Friday, September 26, 2014

Austrian School Economist Named as Possible Nobel Prize Recipient

The Austrian School economist, Israel Kirzner, has been named by the Thomson Reuters news organization as a possible recipient of this year's Nobel Prize in economics.

Thomson Reuters makes their Nobek Prize predictions based on the number of citations and references the scientific community has made to the contenders' research and publications. Although not a perfect measure of prediction, Thomson Reuters has managed to successfully predict 35 Nobel winners since 2002, when they developed these forecasts, reports BI.

I have been on record since at least 2008, calling for Kirzner to be awarded the Nobel Prize. (I am also on record advocating the Nobel Prize be awarded to Walter Block and Lew Rockwell)

Kirzner studied under the great Austrian economist Ludwig von Mises and I believe his work on entrepreneurship is path breaking and has significant policy implications.

Kirzner's important insight is in drawing out the essence of what entrepreneurship is. He argues that entrepreneurship is the ability to recognize a potential opportunity and act on it. Notably, and this is where, in particular, many other Austrian economists differ with him, he does not see the risking of capital as a characteristic specifically tied to the entrepreneur.

He sees the awareness of where capital can be found to be part of what an entrepreneur must be aware of to successfully complete an entrepreneurial project, rather than that the entrepreneur himself must have capital at risk.

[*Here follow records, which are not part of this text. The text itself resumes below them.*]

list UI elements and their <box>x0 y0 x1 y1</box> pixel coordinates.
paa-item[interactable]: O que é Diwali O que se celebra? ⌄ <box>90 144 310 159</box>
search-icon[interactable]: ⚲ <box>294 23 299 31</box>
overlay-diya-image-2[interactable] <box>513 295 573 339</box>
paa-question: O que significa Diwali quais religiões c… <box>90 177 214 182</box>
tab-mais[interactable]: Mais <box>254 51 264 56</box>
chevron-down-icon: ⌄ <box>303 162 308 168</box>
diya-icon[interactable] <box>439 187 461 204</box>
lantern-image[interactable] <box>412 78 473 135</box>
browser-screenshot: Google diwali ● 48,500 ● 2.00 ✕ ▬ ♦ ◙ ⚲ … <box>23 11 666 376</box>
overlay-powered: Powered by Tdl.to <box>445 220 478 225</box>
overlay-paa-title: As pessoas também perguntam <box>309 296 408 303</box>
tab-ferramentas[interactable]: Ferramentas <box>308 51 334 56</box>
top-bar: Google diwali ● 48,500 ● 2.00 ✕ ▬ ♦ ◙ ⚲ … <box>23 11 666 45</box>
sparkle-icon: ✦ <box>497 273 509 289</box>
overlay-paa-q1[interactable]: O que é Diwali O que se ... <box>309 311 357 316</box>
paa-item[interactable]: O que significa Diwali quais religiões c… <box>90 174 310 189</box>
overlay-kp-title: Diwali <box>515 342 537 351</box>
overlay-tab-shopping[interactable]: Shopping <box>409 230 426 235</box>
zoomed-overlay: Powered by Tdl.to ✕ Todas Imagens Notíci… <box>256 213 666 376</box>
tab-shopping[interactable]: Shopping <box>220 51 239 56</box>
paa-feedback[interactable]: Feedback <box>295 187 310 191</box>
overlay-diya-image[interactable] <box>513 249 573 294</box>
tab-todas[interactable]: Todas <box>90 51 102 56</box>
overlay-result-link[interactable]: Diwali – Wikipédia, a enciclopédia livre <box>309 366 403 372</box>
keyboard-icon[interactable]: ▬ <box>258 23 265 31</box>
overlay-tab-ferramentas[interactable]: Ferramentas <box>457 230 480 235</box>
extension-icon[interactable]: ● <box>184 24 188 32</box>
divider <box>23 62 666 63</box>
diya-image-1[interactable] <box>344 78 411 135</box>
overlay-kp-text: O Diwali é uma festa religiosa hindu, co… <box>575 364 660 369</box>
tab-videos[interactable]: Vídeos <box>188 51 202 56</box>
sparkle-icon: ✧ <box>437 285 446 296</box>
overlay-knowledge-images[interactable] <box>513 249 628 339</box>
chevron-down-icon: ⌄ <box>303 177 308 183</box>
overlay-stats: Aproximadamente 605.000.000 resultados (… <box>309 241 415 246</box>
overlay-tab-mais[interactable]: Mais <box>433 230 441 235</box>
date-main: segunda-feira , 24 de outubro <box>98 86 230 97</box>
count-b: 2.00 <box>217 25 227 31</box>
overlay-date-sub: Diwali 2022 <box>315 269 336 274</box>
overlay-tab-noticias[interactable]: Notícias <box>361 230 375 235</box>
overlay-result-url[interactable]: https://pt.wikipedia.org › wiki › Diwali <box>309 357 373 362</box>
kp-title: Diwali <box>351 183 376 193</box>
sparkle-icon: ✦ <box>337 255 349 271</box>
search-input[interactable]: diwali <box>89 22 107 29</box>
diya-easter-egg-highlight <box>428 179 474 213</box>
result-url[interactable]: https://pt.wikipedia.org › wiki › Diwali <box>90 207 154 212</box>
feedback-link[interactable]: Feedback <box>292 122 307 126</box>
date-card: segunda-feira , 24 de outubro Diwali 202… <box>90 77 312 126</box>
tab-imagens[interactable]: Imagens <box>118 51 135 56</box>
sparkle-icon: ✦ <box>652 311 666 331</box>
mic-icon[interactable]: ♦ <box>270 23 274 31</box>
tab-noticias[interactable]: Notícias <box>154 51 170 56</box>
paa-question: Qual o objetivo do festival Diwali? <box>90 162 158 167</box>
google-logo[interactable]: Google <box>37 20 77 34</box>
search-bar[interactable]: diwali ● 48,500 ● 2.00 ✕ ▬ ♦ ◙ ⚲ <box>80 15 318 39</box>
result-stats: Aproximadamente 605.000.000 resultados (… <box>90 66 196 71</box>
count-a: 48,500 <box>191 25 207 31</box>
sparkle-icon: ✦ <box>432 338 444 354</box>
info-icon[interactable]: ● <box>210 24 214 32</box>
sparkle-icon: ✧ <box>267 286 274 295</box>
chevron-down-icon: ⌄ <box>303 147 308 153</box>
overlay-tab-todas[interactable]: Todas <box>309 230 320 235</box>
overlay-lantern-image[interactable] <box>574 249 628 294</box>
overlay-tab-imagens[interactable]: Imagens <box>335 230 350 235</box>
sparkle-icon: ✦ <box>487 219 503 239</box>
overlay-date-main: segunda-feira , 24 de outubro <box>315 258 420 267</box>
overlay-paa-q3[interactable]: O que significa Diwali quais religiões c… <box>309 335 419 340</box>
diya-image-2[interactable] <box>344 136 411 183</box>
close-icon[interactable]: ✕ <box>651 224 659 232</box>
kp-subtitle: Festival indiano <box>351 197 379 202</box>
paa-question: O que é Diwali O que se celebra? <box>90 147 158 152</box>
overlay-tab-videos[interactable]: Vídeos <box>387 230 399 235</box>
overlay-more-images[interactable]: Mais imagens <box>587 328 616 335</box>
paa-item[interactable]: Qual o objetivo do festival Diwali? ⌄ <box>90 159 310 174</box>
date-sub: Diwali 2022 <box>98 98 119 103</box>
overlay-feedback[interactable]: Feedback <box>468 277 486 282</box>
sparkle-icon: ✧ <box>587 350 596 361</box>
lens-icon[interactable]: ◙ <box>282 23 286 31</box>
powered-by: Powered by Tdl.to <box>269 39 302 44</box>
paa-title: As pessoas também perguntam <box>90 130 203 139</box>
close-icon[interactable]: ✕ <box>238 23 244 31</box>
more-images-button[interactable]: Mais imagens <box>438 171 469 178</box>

Thus, the role of the entrepreneur and that of the person who risks capital are generally tied close together, they are two separate functions.

If Kirzner is correct about this, and I believe he is, then it has profound policy implications, since those who argue that a person in poverty does not get an even break, are set back significantly by Kirzner's observation. Since if personal capital that is owned by the entrepreneur is not necessary to launch an entrepreneurial project, then the poor person is not at a disadvantage in pursuing entrepreneurial opportunities, simply because he is poor, Thus the poor do not need a special break. The poor who spot entrepreneurial opportunities, including where to find willing capital investors, can do so without the advantage of their own capital, and thus they can lift themselves from poverty just by keen entrepreneurial awareness.